Ruth Ozeki, A Tale for the Time Being
“There's nothing like realizing that you don't have much time left to stimulate your appreciation for the moments of your life.”
Ruth Ozeki, A Tale for the Time Being
“I asked her once why she liked to hear stories like this, and she explained to me that when she got ordained, she shaved her head and took some vows to be a bosatsu.21 One of her vows was to save all beings, which basically means that she agreed not to become enlightened until all the other beings in this world get enlightened first. It’s kind of like letting everybody else get into the elevator ahead of you. When you calculate all the beings on this earth at any time, and then add in the ones that are getting born every second and the ones that have already died—and not just human beings, either, but all the animals and other life-forms like amoebas and viruses and maybe even plants that have ever lived or ever will live, as well as all the extinct species—well, you can see that enlightenment will take a very long time. And what if the elevator gets full and the doors slam shut and you’re still standing outside? When I asked Granny about this, she rubbed her shiny bald head and said, “Soo desu ne. It is a very big elevator . . .” “But Granny, it’s going to take forever!” “Well, we must try even harder, then.”

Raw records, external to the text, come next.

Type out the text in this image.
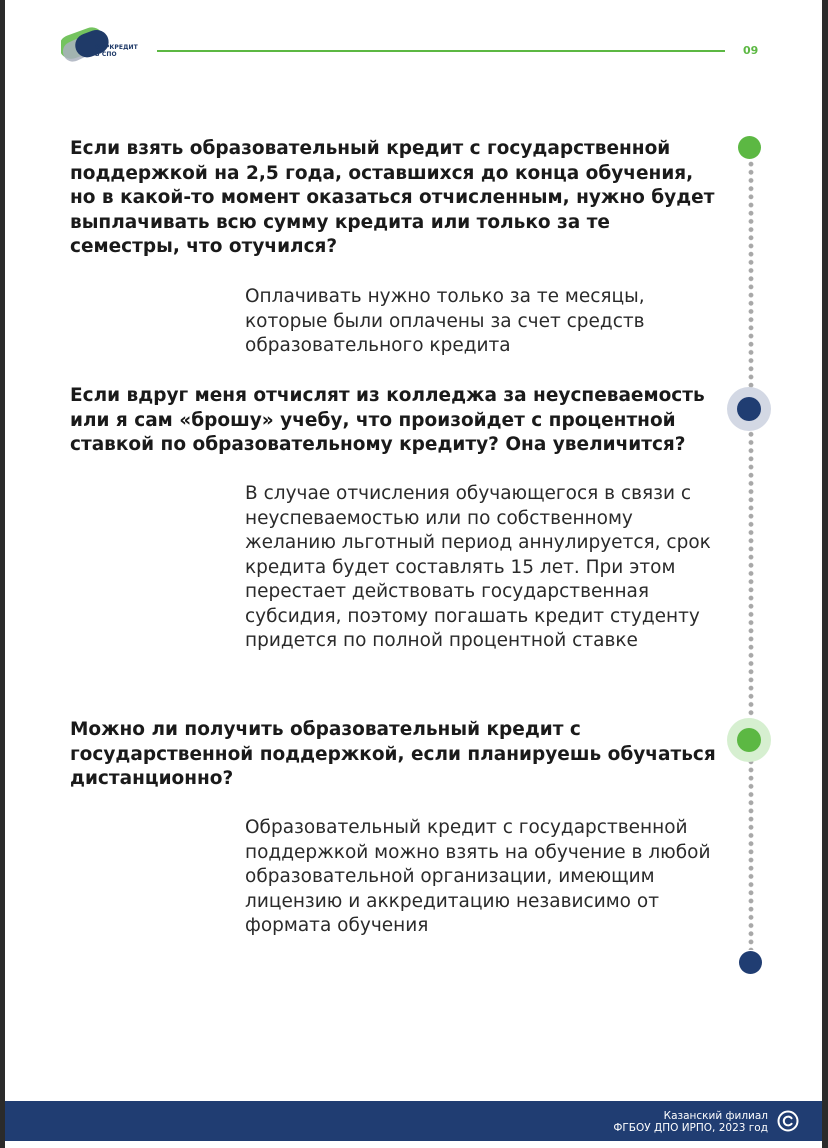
ОБРКРЕДИТ
В СПО	09

Если взять образовательный кредит с государственной поддержкой на 2,5 года, оставшихся до конца обучения, но в какой-то момент оказаться отчисленным, нужно будет выплачивать всю сумму кредита или только за те семестры, что отучился?

Оплачивать нужно только за те месяцы, которые были оплачены за счет средств образовательного кредита

Если вдруг меня отчислят из колледжа за неуспеваемость или я сам «брошу» учебу, что произойдет с процентной ставкой по образовательному кредиту? Она увеличится?

В случае отчисления обучающегося в связи с неуспеваемостью или по собственному желанию льготный период аннулируется, срок кредита будет составлять 15 лет. При этом перестает действовать государственная субсидия, поэтому погашать кредит студенту придется по полной процентной ставке

Можно ли получить образовательный кредит с государственной поддержкой, если планируешь обучаться дистанционно?

Образовательный кредит с государственной поддержкой можно взять на обучение в любой образовательной организации, имеющим лицензию и аккредитацию независимо от формата обучения

Казанский филиал
ФГБОУ ДПО ИРПО, 2023 год
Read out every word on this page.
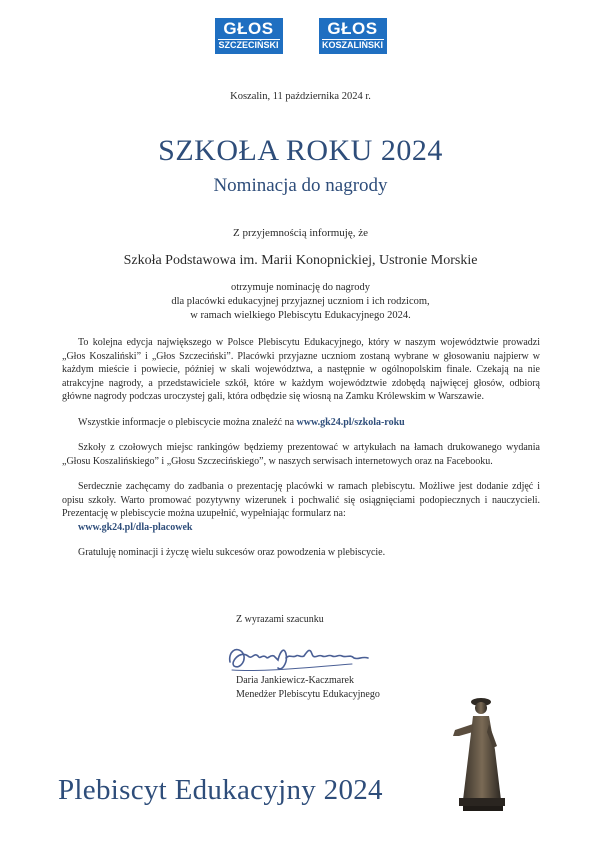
GŁOS
SZCZECIŃSKI
GŁOS
KOSZALIŃSKI
Koszalin, 11 października 2024 r.
SZKOŁA ROKU 2024
Nominacja do nagrody
Z przyjemnością informuję, że
Szkoła Podstawowa im. Marii Konopnickiej, Ustronie Morskie
otrzymuje nominację do nagrody
dla placówki edukacyjnej przyjaznej uczniom i ich rodzicom,
w ramach wielkiego Plebiscytu Edukacyjnego 2024.

To kolejna edycja największego w Polsce Plebiscytu Edukacyjnego, który w naszym województwie prowadzi „Głos Koszaliński” i „Głos Szczeciński”. Placówki przyjazne uczniom zostaną wybrane w głosowaniu najpierw w każdym mieście i powiecie, później w skali województwa, a następnie w ogólnopolskim finale. Czekają na nie atrakcyjne nagrody, a przedstawiciele szkół, które w każdym województwie zdobędą najwięcej głosów, odbiorą główne nagrody podczas uroczystej gali, która odbędzie się wiosną na Zamku Królewskim w Warszawie.

Wszystkie informacje o plebiscycie można znaleźć na www.gk24.pl/szkola-roku

Szkoły z czołowych miejsc rankingów będziemy prezentować w artykułach na łamach drukowanego wydania „Głosu Koszalińskiego” i „Głosu Szczecińskiego”, w naszych serwisach internetowych oraz na Facebooku.

Serdecznie zachęcamy do zadbania o prezentację placówki w ramach plebiscytu. Możliwe jest dodanie zdjęć i opisu szkoły. Warto promować pozytywny wizerunek i pochwalić się osiągnięciami podopiecznych i nauczycieli. Prezentację w plebiscycie można uzupełnić, wypełniając formularz na:
www.gk24.pl/dla-placowek

Gratuluję nominacji i życzę wielu sukcesów oraz powodzenia w plebiscycie.

Z wyrazami szacunku
Daria Jankiewicz-Kaczmarek
Menedżer Plebiscytu Edukacyjnego
Plebiscyt Edukacyjny 2024
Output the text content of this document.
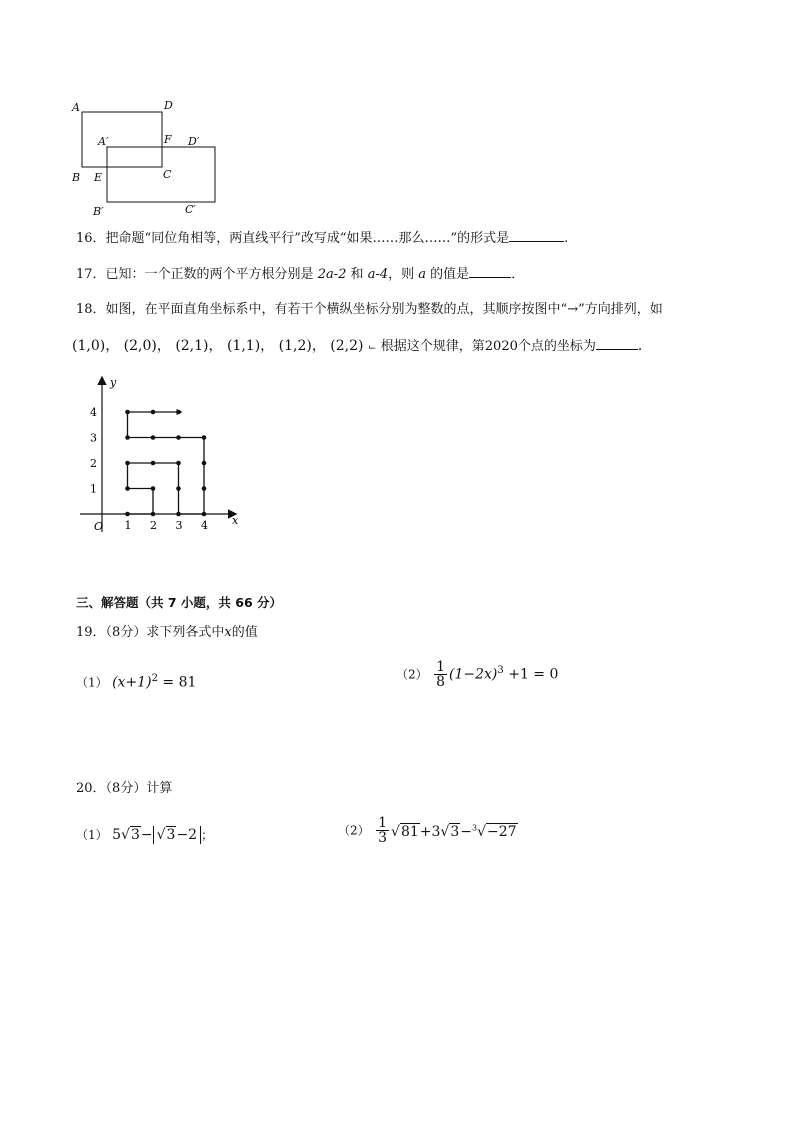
A	D
A′	F D′
B E	C
B′	C′
16．把命题“同位角相等，两直线平行”改写成“如果……那么……”的形式是	.
17．已知：一个正数的两个平方根分别是 2a-2 和 a-4，则 a 的值是	．
18．如图，在平面直角坐标系中，有若干个横纵坐标分别为整数的点，其顺序按图中“→”方向排列，如
(1,0)， (2,0)， (2,1)， (1,1)， (1,2)， (2,2) ⌙ 根据这个规律，第2020个点的坐标为	．
x
y
O 1 2 3 4
1
2
3
4
三、解答题（共 7 小题，共 66 分）
19．（8分）求下列各式中x的值
（1） $(x+1)^2 = 81$
$(2) \frac{1}{8} (1-2x)^3 +1 = 0$
20．（8分）计算
（1） 5√3− √3−2 ；	$(2) \frac{1}{3} √81+3√3-^3√-27$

Ruth Ozeki, A Tale for the Time Being
“No writer, even the most proficient, could re-enact in words the flow of a life lived.”
Ruth Ozeki, A Tale for the Time Being
“Old Jiko says that nowadays we young Japanese people are heiwaboke.112 I don’t know how to translate it, but basically it means that we’re spaced out and careless because we don’t understand about war. She says we think Japan is a peaceful nation, because we were born after the war ended and peace is all we can remember, and we like it that way, but actually our whole lives are shaped by the war and the past and we should understand that.”